I was pleased to see that Tony Abbott, Australia’s Prime Minister, has publicly ridiculed the opera company’s self-censoring as “political correctness gone crazy”. Mr Abbott is right on. No one would have thought that the posh wrinklies who can afford an opera ticket today are in danger of falling for the allure of dangerous substances. Thanks to cuts in public subsidies, the opera in most countries has become a thoroughly elitist art form. Doubtlessly, those going to the opera can read and write and know full well what the Surgeon General has to say about the potential harms of excessive consumption of various substances.

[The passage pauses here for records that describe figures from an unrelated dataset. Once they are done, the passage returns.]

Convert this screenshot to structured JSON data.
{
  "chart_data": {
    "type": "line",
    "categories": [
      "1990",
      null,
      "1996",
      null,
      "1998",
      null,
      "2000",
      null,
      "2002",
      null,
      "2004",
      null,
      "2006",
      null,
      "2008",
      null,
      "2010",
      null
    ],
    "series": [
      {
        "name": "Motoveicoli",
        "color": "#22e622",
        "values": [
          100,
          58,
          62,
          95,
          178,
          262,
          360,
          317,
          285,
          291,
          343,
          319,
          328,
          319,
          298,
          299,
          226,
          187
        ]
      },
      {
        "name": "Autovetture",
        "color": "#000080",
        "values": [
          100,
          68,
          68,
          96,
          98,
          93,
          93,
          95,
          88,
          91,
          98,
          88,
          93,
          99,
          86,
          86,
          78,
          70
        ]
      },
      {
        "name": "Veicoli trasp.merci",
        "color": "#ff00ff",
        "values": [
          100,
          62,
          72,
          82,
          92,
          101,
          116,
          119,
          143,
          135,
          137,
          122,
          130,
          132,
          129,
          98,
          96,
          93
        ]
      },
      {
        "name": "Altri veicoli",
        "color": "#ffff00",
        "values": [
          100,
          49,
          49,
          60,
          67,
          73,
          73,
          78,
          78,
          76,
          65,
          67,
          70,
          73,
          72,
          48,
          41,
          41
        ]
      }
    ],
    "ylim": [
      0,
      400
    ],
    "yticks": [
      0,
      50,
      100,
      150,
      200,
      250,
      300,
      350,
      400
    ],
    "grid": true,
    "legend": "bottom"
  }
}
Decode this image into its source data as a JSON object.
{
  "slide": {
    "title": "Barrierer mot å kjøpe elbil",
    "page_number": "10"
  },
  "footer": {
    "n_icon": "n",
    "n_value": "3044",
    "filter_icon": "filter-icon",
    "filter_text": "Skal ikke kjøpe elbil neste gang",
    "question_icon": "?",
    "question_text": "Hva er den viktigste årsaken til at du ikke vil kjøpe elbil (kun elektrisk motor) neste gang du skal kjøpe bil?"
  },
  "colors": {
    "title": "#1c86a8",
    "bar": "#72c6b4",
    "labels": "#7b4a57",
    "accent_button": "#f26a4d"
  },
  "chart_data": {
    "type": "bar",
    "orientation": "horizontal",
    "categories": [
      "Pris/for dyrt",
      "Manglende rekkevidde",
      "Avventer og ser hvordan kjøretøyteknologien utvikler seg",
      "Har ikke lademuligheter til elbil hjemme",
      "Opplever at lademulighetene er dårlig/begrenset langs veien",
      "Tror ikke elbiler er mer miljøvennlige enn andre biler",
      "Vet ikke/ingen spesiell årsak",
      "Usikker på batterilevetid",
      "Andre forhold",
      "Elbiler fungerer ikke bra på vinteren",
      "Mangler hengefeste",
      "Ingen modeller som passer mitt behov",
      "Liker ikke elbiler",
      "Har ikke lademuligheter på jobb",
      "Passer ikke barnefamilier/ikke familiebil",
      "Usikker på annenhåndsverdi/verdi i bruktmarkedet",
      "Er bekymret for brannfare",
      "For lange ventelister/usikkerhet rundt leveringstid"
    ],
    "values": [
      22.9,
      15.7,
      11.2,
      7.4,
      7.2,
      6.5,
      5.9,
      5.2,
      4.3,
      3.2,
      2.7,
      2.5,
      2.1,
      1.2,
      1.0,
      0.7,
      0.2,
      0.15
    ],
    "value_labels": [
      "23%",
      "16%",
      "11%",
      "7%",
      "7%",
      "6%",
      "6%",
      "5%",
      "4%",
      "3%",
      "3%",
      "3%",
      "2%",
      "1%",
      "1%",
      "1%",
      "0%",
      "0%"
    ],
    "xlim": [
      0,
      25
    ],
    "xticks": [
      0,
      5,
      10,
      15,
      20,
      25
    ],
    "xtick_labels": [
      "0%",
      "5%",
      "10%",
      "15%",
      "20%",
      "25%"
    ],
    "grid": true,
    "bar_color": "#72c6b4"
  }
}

For centuries audiences were believed capable of knowing that all the extravagant plots and actions they saw on stage carried the invisible warning “Do not repeat this at home”. This begs the questions: when did opera goers regress to gullible masses so that the PC police had to intervene in order to save them from themselves?

Actually, there’s an album out, called Opera’s Greatest Drinking Songs and you can – still – buy it on amazon. I recommend readers most strongly to get it. Because who knows for how much longer it will be available if the PC brigades have their way?